12.23.08

For the Birds, My Dear

Posted in Events, Figuratively Speaking at 8:04 am by Marion

SPECIAL HOLIDAY FIGURATIVELY SPEAKING

In keeping with the holiday spirit that has somehow afflicted Fiction Dailyland, today we’re looking at that beloved song, The Twelve Days of Christmas.

partridge1.gif

Are we going to delight in the sentiment of the moment?

Of course not!! In a special holiday edition of Figuratively Speaking, we’re going to eviscerate common mistakes made in the singing of this otherwise masterful song; naturally, we’re going to provide the correct versions.

On the first day of Christmas my true love sent to me.

Note that in the traditional, and authoritative, English version, the lover sends and does not give these things.

A partridge in a pear tree.

Some suggest that this partridge is in fact a perdix, which is a French word for the bird. Its genus is also perdix.

On the second day of Christmas, my true love sent to me two turtle doves … and on the third, three French hens.

The pattern here reflects the royal tastes in England, which would have been for things French … and for objects of the hunt or leisure pursuits, such as game birds.

Now to the next day .. Let out the dogs, because rarely is this line sung correctly:

On the fourth day of Christmas, my true love sent to me four colly birds …

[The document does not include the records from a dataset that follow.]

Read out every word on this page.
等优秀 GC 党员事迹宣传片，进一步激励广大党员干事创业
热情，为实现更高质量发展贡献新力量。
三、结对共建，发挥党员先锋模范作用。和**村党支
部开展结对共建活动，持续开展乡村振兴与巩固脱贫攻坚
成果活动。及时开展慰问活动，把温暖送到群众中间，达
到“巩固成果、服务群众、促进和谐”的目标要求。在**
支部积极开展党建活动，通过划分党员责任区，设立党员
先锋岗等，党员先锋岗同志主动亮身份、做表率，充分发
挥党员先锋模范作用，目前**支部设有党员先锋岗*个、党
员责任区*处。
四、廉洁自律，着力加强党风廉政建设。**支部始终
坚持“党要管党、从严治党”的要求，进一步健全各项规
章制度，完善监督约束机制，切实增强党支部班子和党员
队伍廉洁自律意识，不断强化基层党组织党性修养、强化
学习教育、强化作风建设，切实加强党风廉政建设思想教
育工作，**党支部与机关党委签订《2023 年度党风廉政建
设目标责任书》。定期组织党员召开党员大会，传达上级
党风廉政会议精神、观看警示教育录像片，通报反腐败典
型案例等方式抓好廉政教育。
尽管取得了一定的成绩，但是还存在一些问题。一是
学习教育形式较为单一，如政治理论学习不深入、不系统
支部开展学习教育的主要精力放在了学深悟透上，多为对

Yes, these are colly birds, and not calling birds.

Colly birds are a European blackbird, and are so named because their color resembles coal … from collier and colliery, which derive from coal.

On the fifth day we have five gold rings … and not golden, no matter how long the note is held.

On the six day, my true loves sends me six geese a laying.

And those types of birds indeed love to lay eggs … as I’ve learned personally … thanks to the ducks who live next door. Remarkably friendly, they are, and they’re always laying eggs in our backyard, in our shed, under our azaleas, in my daylily garden …

TOMORROW: The rest of Christmas, as told only by Fiction Daily.

2 Comments

  1. Gene-o said,

    December 23, 2008 at 11:34 am

    “Colly” birds? No way! On Christmas morn, I’m going to insist that my family gather ’round the piano and sing this most annoying of all holiday songs (at least through the fourth day) just so i can show off my superior knowledge of “colly birds.” Thanks, Fiction Daily, for making me look smart and smug.

    HA!

  2. Marion said,

    December 23, 2008 at 2:01 pm

    Indeed, that is the true, and highest, purpose of Fiction Daily: to allow thinkers like us to feel smug and superior to the rest of the world, who goes about its business happily unaware of grave word blunders taking place every minute of the day.